Gold retained gains from a three-day rally on Monday to trade near its highest in two weeks, boosted by a weak dollar and caution from the Federal Reserve on the timing of a possible hike in US interest rates.

Spot gold was little changed at $1,181.71 an ounce by 0331 GMT. It had climbed to $1,187.80 on Friday, its highest since March 6, as the dollar tumbled.

The greenback has been under pressure since last Wednesday when the Fed sounded a cautious note on the health of economic recovery in the United States, and slashed its median estimate for the federal funds rate.

Fed interest rate hike

Market players’ consensus expectation for a US interest rate increase has shifted, with most of Wall Street’s top banks now expecting the Fed to hold off until at least September and the odds for a June hike fading, a Reuters poll showed.

“With the rate hike not expected until September, some unwinding of short positions on gold are expected and a weaker dollar in the interim is also set to boost demand for gold,’’ said Phillip Futures analyst Howie Lee.

Traders said the next key level for gold is $1,200 on the upside. Gold had dipped to a four-month low before the Fed meet last week as concerns mounted over higher US interest rates which could dent the demand for non-interest bearing bullion. But it has recovered since.

The dollar started trade in Asia on the defensive, after a volatile few days in the wake of the Fed’s dovish steer, which cast doubts on bullish positions in the greenback.
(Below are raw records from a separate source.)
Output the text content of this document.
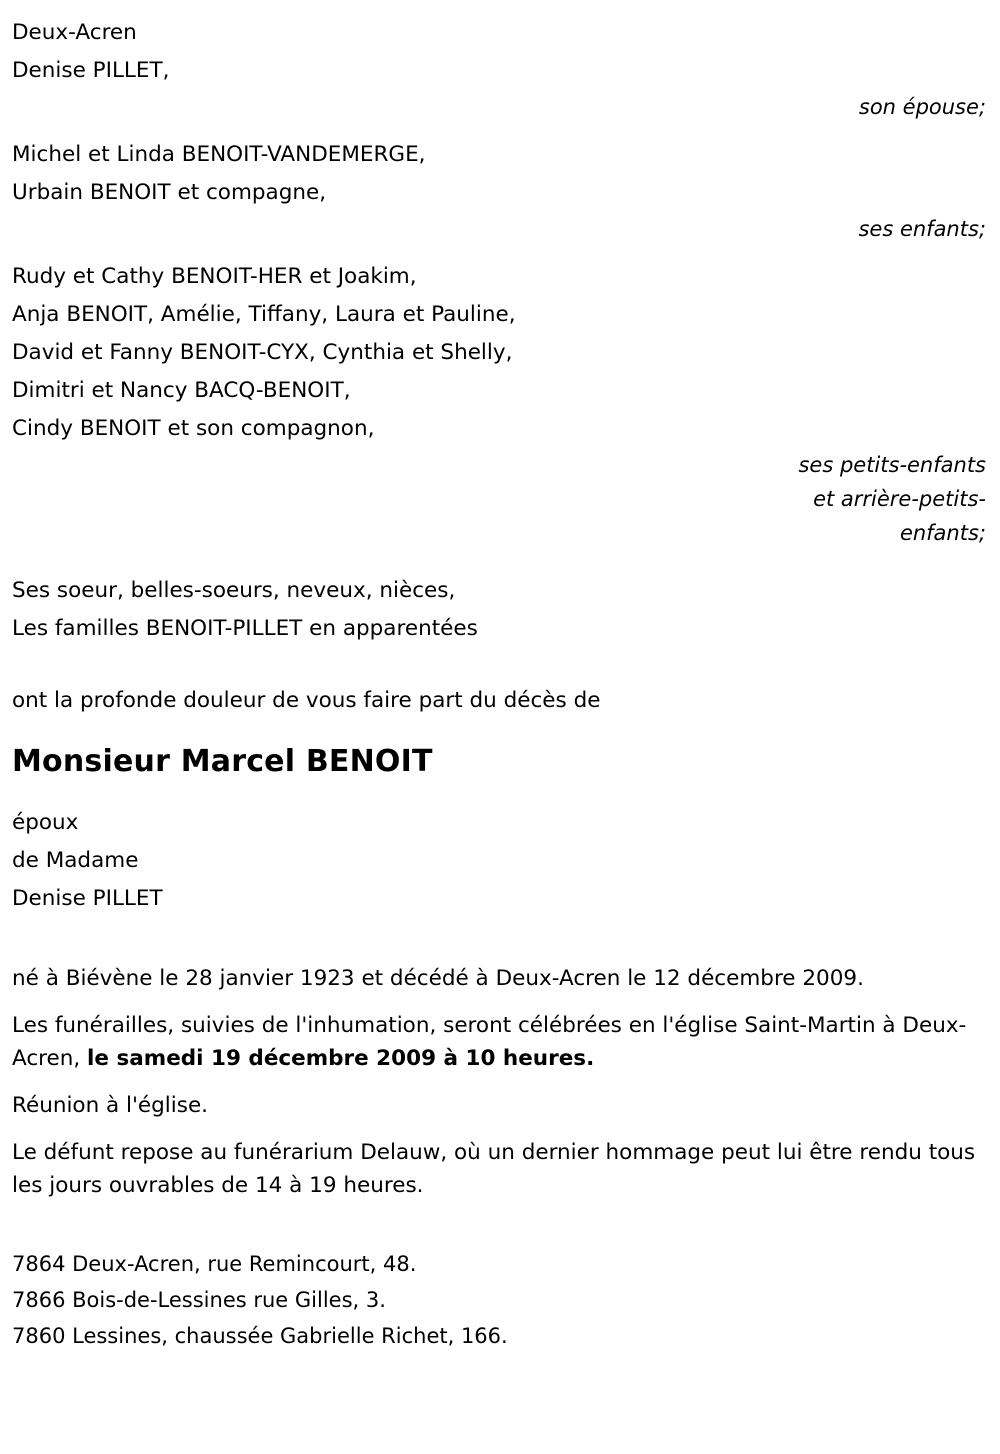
Deux-Acren
Denise PILLET,
son épouse;
Michel et Linda BENOIT-VANDEMERGE,
Urbain BENOIT et compagne,
ses enfants;
Rudy et Cathy BENOIT-HER et Joakim,
Anja BENOIT, Amélie, Tiffany, Laura et Pauline,
David et Fanny BENOIT-CYX, Cynthia et Shelly,
Dimitri et Nancy BACQ-BENOIT,
Cindy BENOIT et son compagnon,
ses petits-enfants
et arrière-petits-
enfants;
Ses soeur, belles-soeurs, neveux, nièces,
Les familles BENOIT-PILLET en apparentées
ont la profonde douleur de vous faire part du décès de
Monsieur Marcel BENOIT
époux
de Madame
Denise PILLET

né à Biévène le 28 janvier 1923 et décédé à Deux-Acren le 12 décembre 2009.

Les funérailles, suivies de l'inhumation, seront célébrées en l'église Saint-Martin à Deux-Acren, le samedi 19 décembre 2009 à 10 heures.

Réunion à l'église.

Le défunt repose au funérarium Delauw, où un dernier hommage peut lui être rendu tous les jours ouvrables de 14 à 19 heures.

7864 Deux-Acren, rue Remincourt, 48.
7866 Bois-de-Lessines rue Gilles, 3.
7860 Lessines, chaussée Gabrielle Richet, 166.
Despite the modest gain in bullion prices, data showed that investor sentiment has not improved drastically. SPDR Gold Trust, the world’s largest gold-backed exchange-traded fund, said its holdings fell 0.72 per cent to 744.40 tonnes on Friday — the lowest since late January.

Hedge funds and money managers slashed their bullish bets in gold and silver futures and options for a sixth straight week in the week ended March 17, US Commodity Futures Trading Commission data showed on Friday.